Ajowan has a strong, thyme-like aroma. It is used as a spice in Arabic and Indian cuisine. The dried fruits of the Ajowan have a strong thyme aroma and therefore taste burning-aromatic.
They are used as a spice. In Indian cuisine, they are often added to starchy vegetables such as potatoes. Legumes, which play a major role as a source of protein in India, are very often seasoned with ajowan, making them more digestible. It makes sense to fry the seeds briefly in butter or oil and then add them to the food. Taste-giving compounds are thus dissolved and better distributed in the dish. The aroma is noticeably enhanced.
As a seasoning for soups, bread and all kinds of pastries, for roasted apples or cheese you could use the seeds of the king’s cumin instead of our local cumin (Carum carvi). In this way, new, special dishes and cooking variations can be created.
Medicine – Ajowan
Ajowan is often used as a medicinal plant in Ayurvedic medicine in India, especially against digestive problems and fever.

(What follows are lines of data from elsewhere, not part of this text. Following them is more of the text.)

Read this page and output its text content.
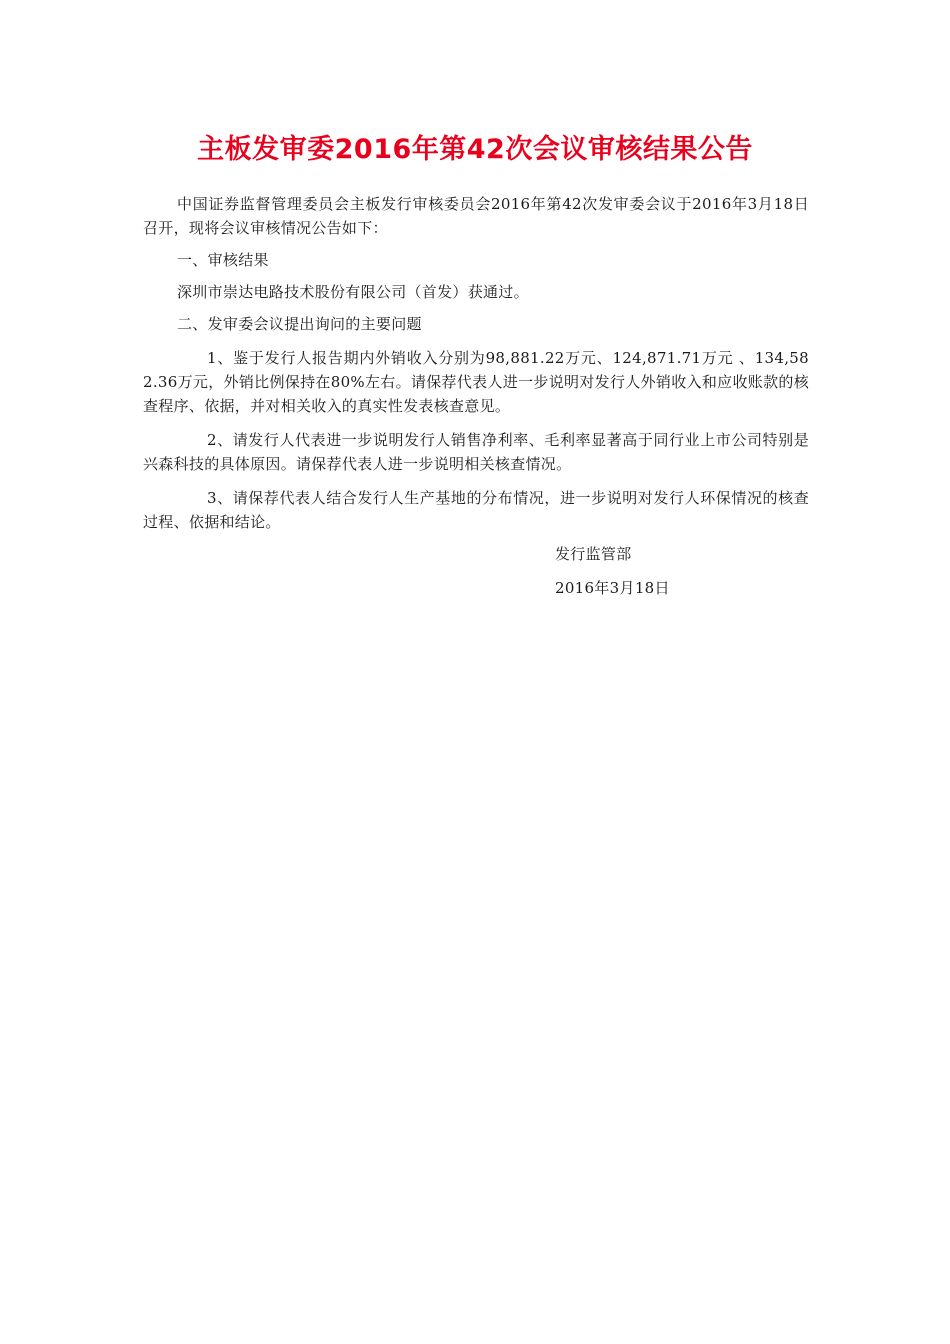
主板发审委2016年第42次会议审核结果公告

中国证券监督管理委员会主板发行审核委员会2016年第42次发审委会议于2016年3月18日召开，现将会议审核情况公告如下：

一、审核结果

深圳市崇达电路技术股份有限公司（首发）获通过。

二、发审委会议提出询问的主要问题

1、鉴于发行人报告期内外销收入分别为98,881.22万元、124,871.71万元 、134,582.36万元，外销比例保持在80%左右。请保荐代表人进一步说明对发行人外销收入和应收账款的核查程序、依据，并对相关收入的真实性发表核查意见。

2、请发行人代表进一步说明发行人销售净利率、毛利率显著高于同行业上市公司特别是兴森科技的具体原因。请保荐代表人进一步说明相关核查情况。

3、请保荐代表人结合发行人生产基地的分布情况，进一步说明对发行人环保情况的核查过程、依据和结论。

发行监管部
2016年3月18日
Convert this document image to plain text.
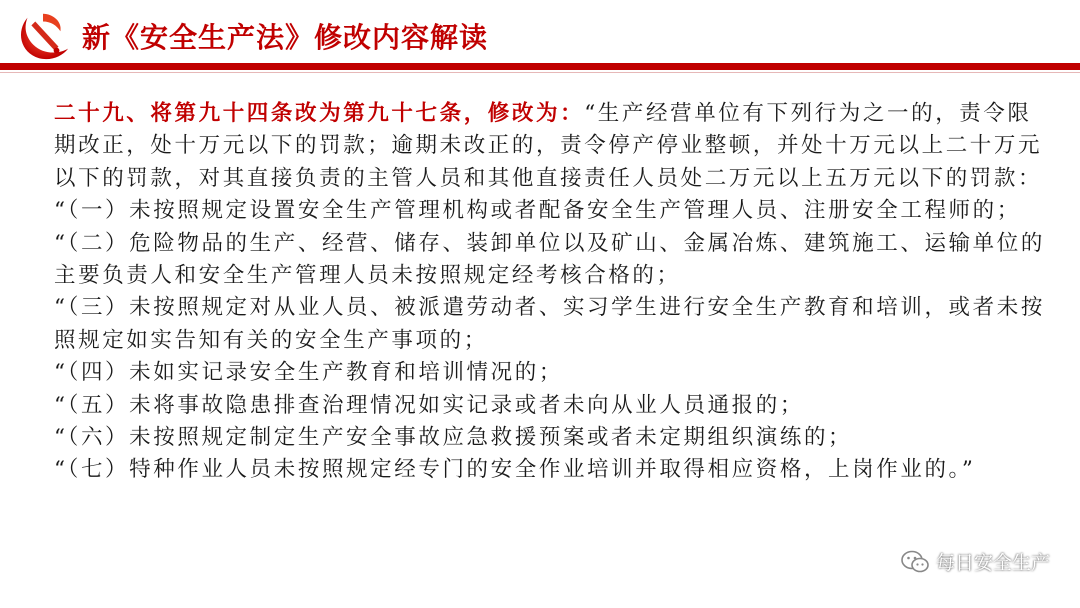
新《安全生产法》修改内容解读

二十九、将第九十四条改为第九十七条，修改为：“生产经营单位有下列行为之一的，责令限期改正，处十万元以下的罚款；逾期未改正的，责令停产停业整顿，并处十万元以上二十万元以下的罚款，对其直接负责的主管人员和其他直接责任人员处二万元以上五万元以下的罚款：

“（一）未按照规定设置安全生产管理机构或者配备安全生产管理人员、注册安全工程师的；

“（二）危险物品的生产、经营、储存、装卸单位以及矿山、金属冶炼、建筑施工、运输单位的主要负责人和安全生产管理人员未按照规定经考核合格的；

“（三）未按照规定对从业人员、被派遣劳动者、实习学生进行安全生产教育和培训，或者未按照规定如实告知有关的安全生产事项的；

“（四）未如实记录安全生产教育和培训情况的；

“（五）未将事故隐患排查治理情况如实记录或者未向从业人员通报的；

“（六）未按照规定制定生产安全事故应急救援预案或者未定期组织演练的；

“（七）特种作业人员未按照规定经专门的安全作业培训并取得相应资格，上岗作业的。”

每日安全生产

The ajowan oil obtained from the fruits (Fructus ajowani) by distillation used to serve as a commercial source of thymol, but today is produced synthetically.
In Western medicine, thymol, the main component of ajowan oil, is used in medicines for colds.
Can be combined well with citrus oils such as lime and mandarin as well as spicy oils such as anise and thyme
Before internal use, please consult specialist books, doctor or aromatherapist.
It is intended to help with: asthma and indigestion, as well asagainst bloating stomach diseases and diarrhea. In addition, is highly anti-inflammatory and known as an antiseptic. In mouthwash against inflammation in the throat.